Barty upset by alternate Bertens at WTA Finals

Switzerland's Belinda Bencic reacts after beating Petra Kvitova of the Czech Republic 6-3, 1-6, 6-4 in their WTA Finals Red Group match in Shenzhen on Tuesday.

"In the beginning I was a little bit struggling," Bertens said after the 2-hour, 9-minute duel. "As the match was continuing, I felt better and better. The movement was getting a bit better. I was starting to feel the court. I could play a little bit more aggressive, come to the net.

"Yeah, I played pretty well in the end."

Bertens broke serve on a fourth break point in the opening game of the third set, and raced to 4-0.

Despite the loss, Barty officially secured the year-end No. 1 ranking. She's the first Australian woman to earn that distinction.

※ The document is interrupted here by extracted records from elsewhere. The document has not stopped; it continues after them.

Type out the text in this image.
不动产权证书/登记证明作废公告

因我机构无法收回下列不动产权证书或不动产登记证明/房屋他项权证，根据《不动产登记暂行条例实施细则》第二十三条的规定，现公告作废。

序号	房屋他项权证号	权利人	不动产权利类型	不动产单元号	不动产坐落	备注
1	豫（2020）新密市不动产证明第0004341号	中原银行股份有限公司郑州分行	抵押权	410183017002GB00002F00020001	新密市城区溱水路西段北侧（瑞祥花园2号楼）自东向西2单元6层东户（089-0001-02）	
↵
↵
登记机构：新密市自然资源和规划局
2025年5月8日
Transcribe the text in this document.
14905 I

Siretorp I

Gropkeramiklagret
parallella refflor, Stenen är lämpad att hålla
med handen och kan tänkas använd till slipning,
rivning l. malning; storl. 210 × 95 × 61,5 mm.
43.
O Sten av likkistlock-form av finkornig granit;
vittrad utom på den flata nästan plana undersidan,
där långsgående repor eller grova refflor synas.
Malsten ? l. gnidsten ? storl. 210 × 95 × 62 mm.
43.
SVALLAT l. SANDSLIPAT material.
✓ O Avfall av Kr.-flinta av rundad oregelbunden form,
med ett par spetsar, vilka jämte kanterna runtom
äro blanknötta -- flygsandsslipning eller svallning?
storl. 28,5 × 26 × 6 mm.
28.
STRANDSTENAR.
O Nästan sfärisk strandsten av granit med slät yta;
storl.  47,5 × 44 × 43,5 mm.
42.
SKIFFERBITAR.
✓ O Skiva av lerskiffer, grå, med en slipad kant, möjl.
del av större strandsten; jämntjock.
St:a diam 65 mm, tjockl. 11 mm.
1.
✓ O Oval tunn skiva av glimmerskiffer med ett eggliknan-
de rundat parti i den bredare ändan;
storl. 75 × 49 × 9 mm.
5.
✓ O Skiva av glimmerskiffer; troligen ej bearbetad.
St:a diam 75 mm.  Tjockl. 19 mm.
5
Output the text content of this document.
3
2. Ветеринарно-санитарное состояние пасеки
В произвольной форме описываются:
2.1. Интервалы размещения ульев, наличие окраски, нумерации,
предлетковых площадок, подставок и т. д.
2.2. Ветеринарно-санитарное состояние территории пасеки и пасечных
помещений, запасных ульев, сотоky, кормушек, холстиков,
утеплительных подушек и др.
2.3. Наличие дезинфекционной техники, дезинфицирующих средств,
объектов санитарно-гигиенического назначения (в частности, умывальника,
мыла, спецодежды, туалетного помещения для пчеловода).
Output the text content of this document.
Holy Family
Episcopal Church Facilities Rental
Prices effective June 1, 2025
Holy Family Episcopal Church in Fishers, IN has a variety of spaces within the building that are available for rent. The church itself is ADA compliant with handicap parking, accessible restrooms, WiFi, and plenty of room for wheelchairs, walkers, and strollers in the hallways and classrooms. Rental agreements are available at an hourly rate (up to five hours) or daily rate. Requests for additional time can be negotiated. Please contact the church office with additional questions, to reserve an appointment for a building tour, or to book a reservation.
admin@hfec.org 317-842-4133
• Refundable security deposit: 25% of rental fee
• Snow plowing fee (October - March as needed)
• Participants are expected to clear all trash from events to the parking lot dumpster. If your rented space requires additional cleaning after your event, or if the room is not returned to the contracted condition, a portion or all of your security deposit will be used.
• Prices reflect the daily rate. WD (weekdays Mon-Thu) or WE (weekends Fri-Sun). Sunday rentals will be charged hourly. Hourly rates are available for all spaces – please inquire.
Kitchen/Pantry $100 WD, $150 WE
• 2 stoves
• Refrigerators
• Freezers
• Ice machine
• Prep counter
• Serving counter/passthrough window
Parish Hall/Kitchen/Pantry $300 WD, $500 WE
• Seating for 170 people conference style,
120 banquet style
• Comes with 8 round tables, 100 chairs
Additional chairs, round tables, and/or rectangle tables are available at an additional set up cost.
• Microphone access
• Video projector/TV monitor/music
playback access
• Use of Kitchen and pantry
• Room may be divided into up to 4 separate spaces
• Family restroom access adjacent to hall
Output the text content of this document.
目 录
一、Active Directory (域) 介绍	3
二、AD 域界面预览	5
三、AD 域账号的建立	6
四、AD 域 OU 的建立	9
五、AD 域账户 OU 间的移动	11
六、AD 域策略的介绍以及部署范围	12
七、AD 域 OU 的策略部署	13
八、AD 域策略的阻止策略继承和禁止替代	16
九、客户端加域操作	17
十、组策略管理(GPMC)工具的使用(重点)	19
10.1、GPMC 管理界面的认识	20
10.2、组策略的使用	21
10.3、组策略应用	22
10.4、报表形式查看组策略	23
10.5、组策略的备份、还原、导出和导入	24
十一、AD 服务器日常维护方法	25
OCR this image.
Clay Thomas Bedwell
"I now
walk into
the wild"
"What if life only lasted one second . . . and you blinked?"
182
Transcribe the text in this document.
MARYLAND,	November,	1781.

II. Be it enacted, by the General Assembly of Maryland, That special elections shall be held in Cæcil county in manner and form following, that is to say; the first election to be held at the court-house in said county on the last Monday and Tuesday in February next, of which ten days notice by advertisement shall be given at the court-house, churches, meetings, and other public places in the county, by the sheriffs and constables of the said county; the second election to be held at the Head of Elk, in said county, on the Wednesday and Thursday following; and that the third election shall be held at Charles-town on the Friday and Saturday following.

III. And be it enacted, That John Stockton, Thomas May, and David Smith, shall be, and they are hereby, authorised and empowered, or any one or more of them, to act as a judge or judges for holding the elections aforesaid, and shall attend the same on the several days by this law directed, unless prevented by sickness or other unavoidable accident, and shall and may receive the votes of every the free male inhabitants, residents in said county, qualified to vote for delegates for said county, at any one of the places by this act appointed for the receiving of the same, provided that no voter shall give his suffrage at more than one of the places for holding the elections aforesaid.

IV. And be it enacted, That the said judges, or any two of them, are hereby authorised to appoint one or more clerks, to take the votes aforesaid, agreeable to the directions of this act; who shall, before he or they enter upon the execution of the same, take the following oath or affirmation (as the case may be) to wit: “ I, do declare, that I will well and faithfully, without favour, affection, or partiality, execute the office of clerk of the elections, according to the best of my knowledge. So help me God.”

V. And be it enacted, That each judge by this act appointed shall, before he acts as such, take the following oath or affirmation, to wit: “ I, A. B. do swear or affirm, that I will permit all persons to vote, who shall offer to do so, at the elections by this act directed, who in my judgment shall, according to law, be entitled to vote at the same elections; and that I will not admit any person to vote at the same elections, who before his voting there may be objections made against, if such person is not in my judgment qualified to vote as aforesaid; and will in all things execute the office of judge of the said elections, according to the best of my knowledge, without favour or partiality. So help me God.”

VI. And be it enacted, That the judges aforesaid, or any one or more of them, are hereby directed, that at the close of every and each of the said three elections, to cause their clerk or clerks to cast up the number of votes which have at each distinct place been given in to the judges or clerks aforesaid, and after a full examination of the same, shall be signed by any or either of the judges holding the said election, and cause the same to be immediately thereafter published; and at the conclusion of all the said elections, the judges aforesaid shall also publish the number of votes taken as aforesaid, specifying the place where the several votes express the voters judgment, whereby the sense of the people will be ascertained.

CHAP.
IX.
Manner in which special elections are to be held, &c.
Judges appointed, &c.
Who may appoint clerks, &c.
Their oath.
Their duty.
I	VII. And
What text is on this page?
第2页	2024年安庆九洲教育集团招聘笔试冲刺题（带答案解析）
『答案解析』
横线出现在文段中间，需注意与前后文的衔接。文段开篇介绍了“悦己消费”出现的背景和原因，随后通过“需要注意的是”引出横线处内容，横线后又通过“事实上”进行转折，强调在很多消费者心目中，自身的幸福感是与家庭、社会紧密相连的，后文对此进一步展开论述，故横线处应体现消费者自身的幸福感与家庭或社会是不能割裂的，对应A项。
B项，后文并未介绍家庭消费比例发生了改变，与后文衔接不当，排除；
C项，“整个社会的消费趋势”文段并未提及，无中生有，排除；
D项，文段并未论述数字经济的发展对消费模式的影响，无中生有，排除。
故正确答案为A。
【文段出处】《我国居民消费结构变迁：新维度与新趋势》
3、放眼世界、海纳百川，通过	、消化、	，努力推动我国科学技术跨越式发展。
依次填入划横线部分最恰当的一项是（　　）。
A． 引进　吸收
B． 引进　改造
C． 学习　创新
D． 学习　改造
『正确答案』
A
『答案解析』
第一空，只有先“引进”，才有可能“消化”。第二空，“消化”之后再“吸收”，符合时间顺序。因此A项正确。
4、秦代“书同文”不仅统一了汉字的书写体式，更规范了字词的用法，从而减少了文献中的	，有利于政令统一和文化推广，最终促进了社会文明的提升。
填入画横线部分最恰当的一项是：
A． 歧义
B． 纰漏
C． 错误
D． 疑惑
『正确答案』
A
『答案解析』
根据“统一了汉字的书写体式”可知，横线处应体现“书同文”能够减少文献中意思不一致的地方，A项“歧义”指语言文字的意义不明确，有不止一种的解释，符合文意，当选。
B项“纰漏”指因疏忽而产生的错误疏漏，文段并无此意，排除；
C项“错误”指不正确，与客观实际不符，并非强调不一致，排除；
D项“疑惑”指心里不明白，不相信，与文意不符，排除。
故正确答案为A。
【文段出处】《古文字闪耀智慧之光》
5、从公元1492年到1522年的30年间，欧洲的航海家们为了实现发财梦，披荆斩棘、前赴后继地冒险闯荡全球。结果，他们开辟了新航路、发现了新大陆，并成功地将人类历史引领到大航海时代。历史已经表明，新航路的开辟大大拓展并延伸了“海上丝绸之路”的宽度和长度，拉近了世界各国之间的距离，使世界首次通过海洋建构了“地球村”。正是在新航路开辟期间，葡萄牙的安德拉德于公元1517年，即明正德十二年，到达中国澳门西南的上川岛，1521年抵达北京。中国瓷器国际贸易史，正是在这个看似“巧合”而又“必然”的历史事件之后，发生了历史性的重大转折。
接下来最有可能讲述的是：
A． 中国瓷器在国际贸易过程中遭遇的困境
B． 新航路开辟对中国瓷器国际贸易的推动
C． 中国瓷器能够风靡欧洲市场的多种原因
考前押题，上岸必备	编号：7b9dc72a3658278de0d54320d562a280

Only Czech Karolina Pliskova and Japan's Osaka had an opportunity to prevent Barty from finishing the season as the year-end No. 1. They both had to win the title in south China with a perfect record in the round-robin.

Pliskova lost to Svitolina in her opening round-robin match in the Purple Group on Monday.

In the later match, Bencic fought back from a second set spiral to beat Kvitova in 1 hour and 47 minutes. It kept her tournament hopes alive after she had lost her opening match to Barty.

"I was proud that I was able to block away her big shots," Bencic said. "I was happy that at the end I was able to keep calm."

Kvitova's serve went off the boil as she fell away badly in the first set to lose five straight games. A double fault was a fitting way for the Czech to hand Bencic the first set.

But the match flipped in the second set with Kvitova, the 2011 WTA Finals champion, rediscovering her lethal serve to force a decider.

The twists continued in the third set with Bencic breaking in the third game as a flustered Kvitova slammed her racquet on the ground. The Swiss failed to capitalize in the next game but grabbed the decisive break in the ninth before confidently closing it out on serve.